I’m under an awning, and a dark figure is wiping water from my face with a big hard sponge or something. I mumble something, spitting water. The figure curses and tries to wipe my mouth.
“The art gallery place? That’s not too far. Shit, just lean into me, we’ll get there.”
It’s a long walk up to the atelier. The door. Where’s my key. Who’s this with me? It’s a woman with long dark hair, all wet too. Everything is black and grey, sable and ash. A flash of silver lightning splits the darkness. I’ve seen that face before.
“Miura?”
I automatically kick the spare key out from under the cat sculpture. She bends to pick it up and I have to not kick her in the head because it might kill her. She helps me open the door.
*****
We’re warmer and drier now. I feel warm because there’s someone in the room with me. I haven’t had a real person in here for a long time, I only have paint-people in here with me and they’re always not right.

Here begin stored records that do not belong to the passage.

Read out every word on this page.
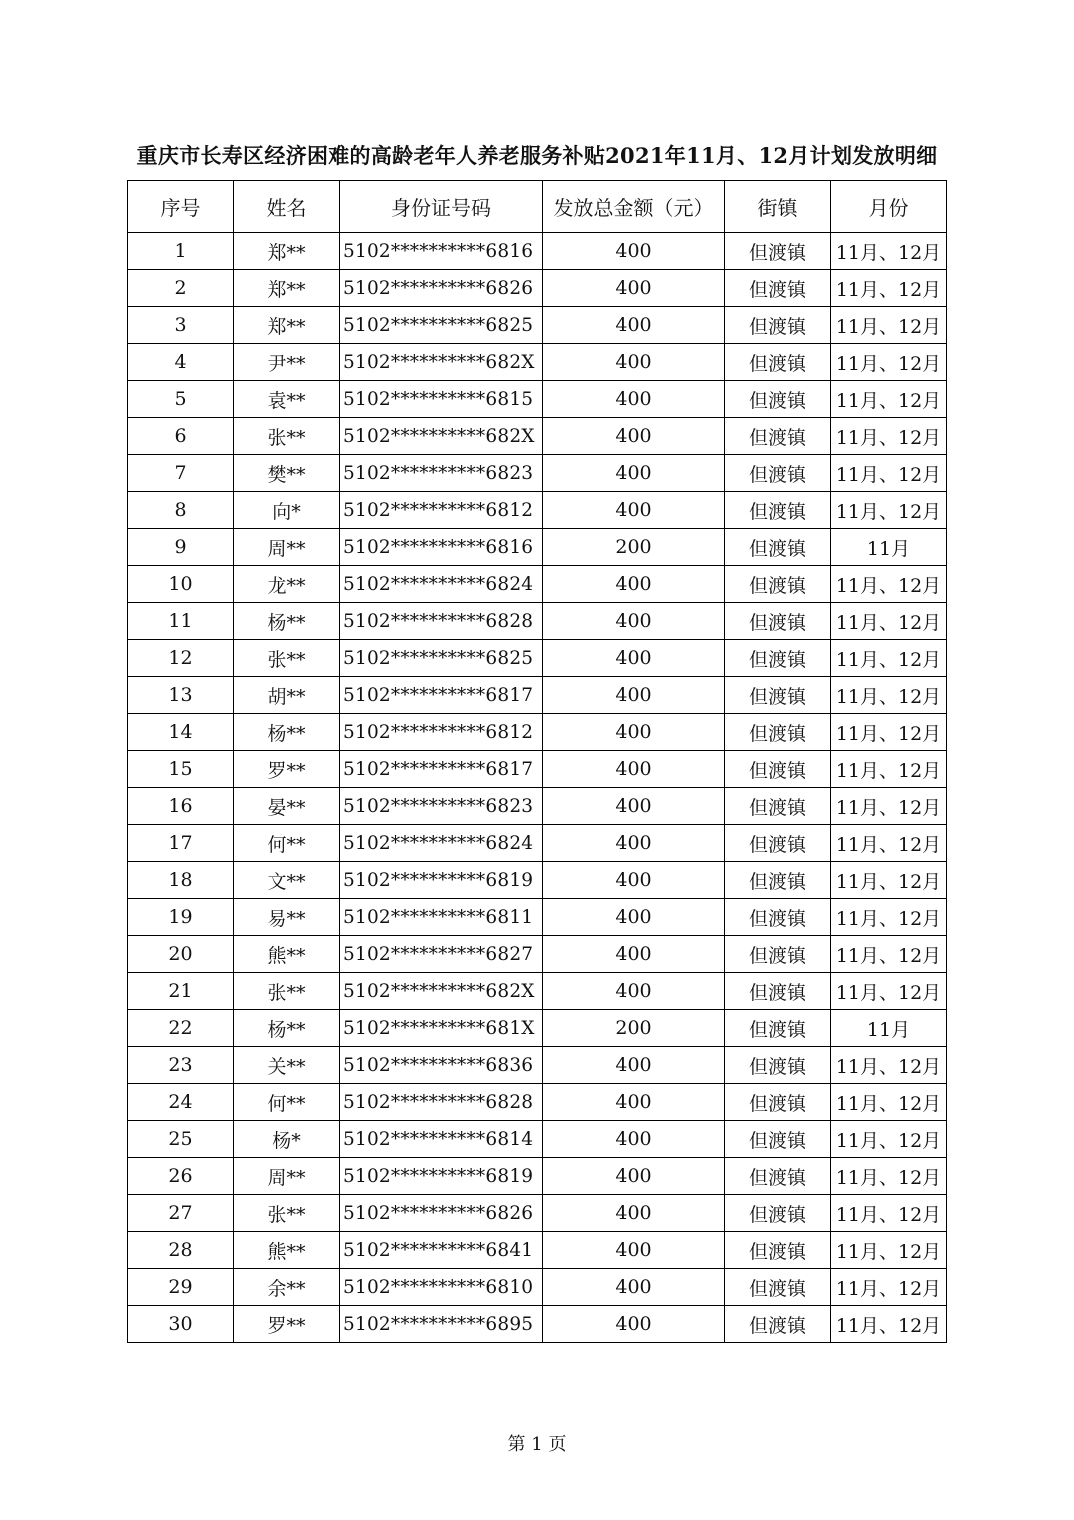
重庆市长寿区经济困难的高龄老年人养老服务补贴2021年11月、12月计划发放明细
序号	姓名	身份证号码	发放总金额（元）	街镇	月份
1	郑**	5102**********6816	400	但渡镇	11月、12月
2	郑**	5102**********6826	400	但渡镇	11月、12月
3	郑**	5102**********6825	400	但渡镇	11月、12月
4	尹**	5102**********682X	400	但渡镇	11月、12月
5	袁**	5102**********6815	400	但渡镇	11月、12月
6	张**	5102**********682X	400	但渡镇	11月、12月
7	樊**	5102**********6823	400	但渡镇	11月、12月
8	向*	5102**********6812	400	但渡镇	11月、12月
9	周**	5102**********6816	200	但渡镇	11月
10	龙**	5102**********6824	400	但渡镇	11月、12月
11	杨**	5102**********6828	400	但渡镇	11月、12月
12	张**	5102**********6825	400	但渡镇	11月、12月
13	胡**	5102**********6817	400	但渡镇	11月、12月
14	杨**	5102**********6812	400	但渡镇	11月、12月
15	罗**	5102**********6817	400	但渡镇	11月、12月
16	晏**	5102**********6823	400	但渡镇	11月、12月
17	何**	5102**********6824	400	但渡镇	11月、12月
18	文**	5102**********6819	400	但渡镇	11月、12月
19	易**	5102**********6811	400	但渡镇	11月、12月
20	熊**	5102**********6827	400	但渡镇	11月、12月
21	张**	5102**********682X	400	但渡镇	11月、12月
22	杨**	5102**********681X	200	但渡镇	11月
23	关**	5102**********6836	400	但渡镇	11月、12月
24	何**	5102**********6828	400	但渡镇	11月、12月
25	杨*	5102**********6814	400	但渡镇	11月、12月
26	周**	5102**********6819	400	但渡镇	11月、12月
27	张**	5102**********6826	400	但渡镇	11月、12月
28	熊**	5102**********6841	400	但渡镇	11月、12月
29	余**	5102**********6810	400	但渡镇	11月、12月
30	罗**	5102**********6895	400	但渡镇	11月、12月
第 1 页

Miura’s been looking around the atelier. Now she looks me up and down. “Gods, Tezuka, you’ve gone skinny. When was the last time you had a fucking meal?”
I don’t know. “I don’t know.”
She digs around under her raincoat and brings out a battered paper bag. “Well, lucky for us I went for sandwiches tonight. Here, you can have a bit of his and a bit of mine.”
She tears a chunk out of each of two large sandwiches, holding them down with her left arm. Then she looks for a clean surface and I feel sad that she won’t find one. I have some wax paper in a corner and I grab hold of some and pass it to her, sweeping my foot through a large arc and letting it fan out.
“Whoa, that’s skill!” she says as if she likes what she sees. “Thanks. Here you go!”
She bundles some food into two little half-open wax-paper packages for me. I smell and see thin-sliced beef and yellow mustard in the first one. I haven’t tasted either for a very long time. The other one looks like teriyaki chicken. There are sesame seeds, black and white, on the soft bread.
“Thank you.”
I don’t know what else to say. I feel like crying because somebody I hardly know, except that people call her ‘that Miura’, is giving me food and I can feel her warmth on my bread and it tastes good.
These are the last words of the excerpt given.